You also need to consider a general US or Chinese stock market performance in the coming weeks. If the US market starts to enjoy its normal summer correction, it is hard for XIN not to follow it. Once the volume is back to normal, it will have to mirror the market more closely.
I started to buy XIN at $4.2x back in early 2010, and since then have owned XIN everyday. I traded a lot, and have made a good profit when it bounced off the bottom.
This stock should be $10 at this moment.
I have owned XIN since November 2011 even though this is my first post. First shares bought at $1.80 and then have been adding as I free up cash from other investments for an average of $2 per share. I am not very good at market timing and therefore I tend to just hold my shares. I would be worried about missing a continued run especially with a possible dividend, share buy back, or other update that could add fuel to the fire. You may be right about a small sell off, but I will just hold through it. It would suck to see it bottom just above your buy order and you would miss out.

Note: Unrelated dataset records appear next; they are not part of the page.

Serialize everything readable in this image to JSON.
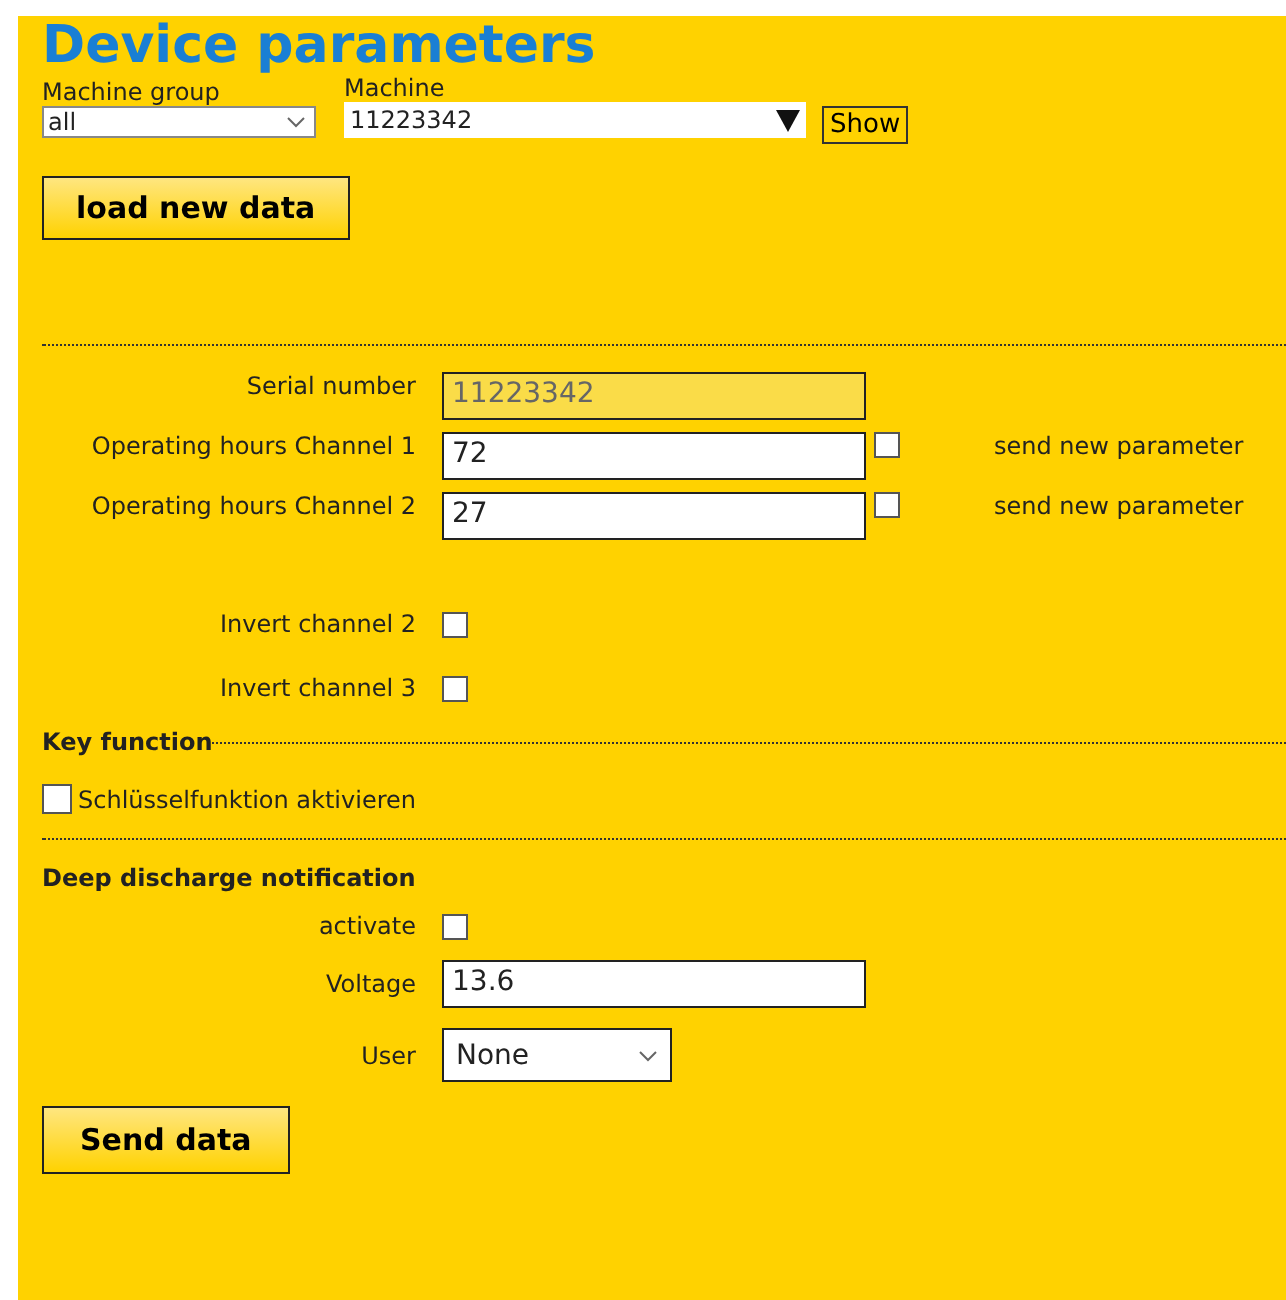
{
  "title": "Device parameters",
  "machine_group": {
    "label": "Machine group",
    "value": "all"
  },
  "machine": {
    "label": "Machine",
    "value": "11223342"
  },
  "show_button": "Show",
  "load_button": "load new data",
  "serial": {
    "label": "Serial number",
    "value": "11223342",
    "disabled": true
  },
  "hours": [
    {
      "label": "Operating hours Channel 1",
      "value": "72",
      "checked": false,
      "note": "send new parameter"
    },
    {
      "label": "Operating hours Channel 2",
      "value": "27",
      "checked": false,
      "note": "send new parameter"
    }
  ],
  "inverts": [
    {
      "label": "Invert channel 2",
      "checked": false
    },
    {
      "label": "Invert channel 3",
      "checked": false
    }
  ],
  "key_function": {
    "heading": "Key function",
    "label": "Schlüsselfunktion aktivieren",
    "checked": false
  },
  "deep_discharge": {
    "heading": "Deep discharge notification",
    "activate": {
      "label": "activate",
      "checked": false
    },
    "voltage": {
      "label": "Voltage",
      "value": "13.6"
    },
    "user": {
      "label": "User",
      "value": "None"
    }
  },
  "send_button": "Send data"
}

dude, anyone who says they sold and then buying back stock immediately ir-regards to the wash rule is an idiot and surely not a long term investor.. ok dude, you made a few dollars,,, guys like you are gamblers and will lose it on lottery tickets or vegas...... hope no one takes your advice and lose their shirt..
Just decide if you're an investor or a trader. This is a growth stock in it's infancy - I'm an investor. I decided to sell 20% (house money) of my shares last week and reinvest elsewhere (SIFY) but will continue to hold 8k long term with a dca of $1.87. Down days are to be expected but the long term trend is now up.
I'll consider selling half at months end and wait to buyback cheaper after the annual May market swoon. JMO.